La segunda entrega calbalgaba entre géneros sin demasiado concierto: ahora estabas en unas pirámides perseguido por una especie de zombis, ahora volvías al castillo, ahora volvían los zombis, ahora tenías que parar un ataque alemán. No parecía encontrarse ningún concierto en todo el juego. La tercera entrega, en fin, nos la vamos a saltar, porque no merece la pena hurgar en heridas no tan curadas… Sin embargo, el nuevo juego de la serie nos ofrece un espíritu completamente diferente. Aquí tenemos un hilo conductor único, y un espíritu común. Blazkowicz ha pasado 14 años en una especie de coma, ha vivido mucho, muchas situaciones dramáticas (para empezar, la que nos harán pasar en el magnífico prólogo) y, cuando despierta, ve cómo los suyos han perdido, sus amigos seguramente estén muertos, sus ideales se han ido por el retrete. Todo ello hace que el aire que se respire no sea, como aparentaba desde el comienzo, un juego divertido y alocado, con la chispa Tarantiniana… Es más un juego triste, gris, desesperanzado. No comienzas a jugar pensando que vas a vivir una epopeya y a salvar a toda la humanidad. Lo ves como una historia más intimista, en la que unos pocos luchadores creen en un objetivo, pero tú sabes que no lo van a conseguir. Y eso, cuando tú manejas a uno de ellos, es duro.
Y eso nos lleva al último punto, al más importante y vital de toda la experiencia: el personaje.

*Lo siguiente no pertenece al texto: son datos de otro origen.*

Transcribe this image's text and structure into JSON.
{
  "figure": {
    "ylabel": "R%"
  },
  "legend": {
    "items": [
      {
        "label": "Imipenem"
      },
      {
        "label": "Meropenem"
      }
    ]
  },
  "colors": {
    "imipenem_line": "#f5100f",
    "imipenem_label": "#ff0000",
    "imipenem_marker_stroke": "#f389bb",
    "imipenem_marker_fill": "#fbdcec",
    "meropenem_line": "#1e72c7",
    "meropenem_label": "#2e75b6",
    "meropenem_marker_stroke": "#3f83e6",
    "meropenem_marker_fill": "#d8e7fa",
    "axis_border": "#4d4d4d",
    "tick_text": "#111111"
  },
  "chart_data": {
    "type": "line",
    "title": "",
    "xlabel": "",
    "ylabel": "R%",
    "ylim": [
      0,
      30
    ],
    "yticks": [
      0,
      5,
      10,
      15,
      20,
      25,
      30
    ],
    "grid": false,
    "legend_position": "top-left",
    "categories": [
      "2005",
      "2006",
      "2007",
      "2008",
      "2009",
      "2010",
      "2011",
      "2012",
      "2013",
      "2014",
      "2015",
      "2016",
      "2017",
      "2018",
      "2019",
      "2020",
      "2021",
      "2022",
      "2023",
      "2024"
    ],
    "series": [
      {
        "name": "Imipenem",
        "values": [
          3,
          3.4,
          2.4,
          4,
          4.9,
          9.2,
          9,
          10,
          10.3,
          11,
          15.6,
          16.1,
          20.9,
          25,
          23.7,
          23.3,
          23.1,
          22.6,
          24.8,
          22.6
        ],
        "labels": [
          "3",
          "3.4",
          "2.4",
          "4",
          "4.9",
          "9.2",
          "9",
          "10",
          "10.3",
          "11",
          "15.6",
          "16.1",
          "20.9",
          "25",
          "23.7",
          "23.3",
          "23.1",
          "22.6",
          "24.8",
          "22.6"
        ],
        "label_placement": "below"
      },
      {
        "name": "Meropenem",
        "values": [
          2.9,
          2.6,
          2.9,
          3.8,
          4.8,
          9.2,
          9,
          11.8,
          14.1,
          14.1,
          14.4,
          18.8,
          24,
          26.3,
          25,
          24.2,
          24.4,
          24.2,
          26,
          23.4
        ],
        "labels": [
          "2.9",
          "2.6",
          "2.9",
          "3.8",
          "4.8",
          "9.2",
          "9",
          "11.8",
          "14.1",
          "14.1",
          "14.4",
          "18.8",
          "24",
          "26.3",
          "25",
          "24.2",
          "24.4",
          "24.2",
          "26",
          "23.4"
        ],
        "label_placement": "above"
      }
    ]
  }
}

En mi vida he conseguido empatizar con pocos, muy pocos personajes de videojuegos. Te gustan, algunos los entiendes, pero empatizar, con pocos. Son una especia de envases en los que nos metemos y tenemos que crear nosotros su forma de pensar. Y, al hacerlo, normalmente, ni hablan, ni actúan, ni nos permiten que lleguemos a conocerlos.
Puedo recordar haber sentido qué pensaba Big Boss al final de Metal Gear Solid 3, estuve a punto de deprimirme por la triste historia de Marston en Red Dead Redemption, llegué a entender qué le sucedió en el pasado a Booker DeWitt… Y nunca pensé que alguien como B.J. Blazkowicz fuese a pertenecer a este selecto club. Hasta la fecha era un tipo duro que ponía caras raras en el cuadro de la vida del personaje. Poco más. En el juego que vemos ahora es un tipo con sentimientos, afectado, dañado, roto, capaz de enamorarse, pero un luchador fiero y mortal que no se aplacaría por nada para acabar con los nazis. Como digo, ese personaje, mezclado con una atmósfera intimista y poco dada a las alegrías, hace que sintamos más afecto por lo que nos están contando, por los personajes y por su situación. Y, por lo tanto, más pena por lo que viven.
Es un juego intimista y perfectamente escrito, mimado como pocos, en el que te pasas el día explotando nazis (en muchos casos, literalmente) y clavándoles cuchillos en la cabeza. Una mezcla de sabores a la que difícilmente se le puede poner una pega.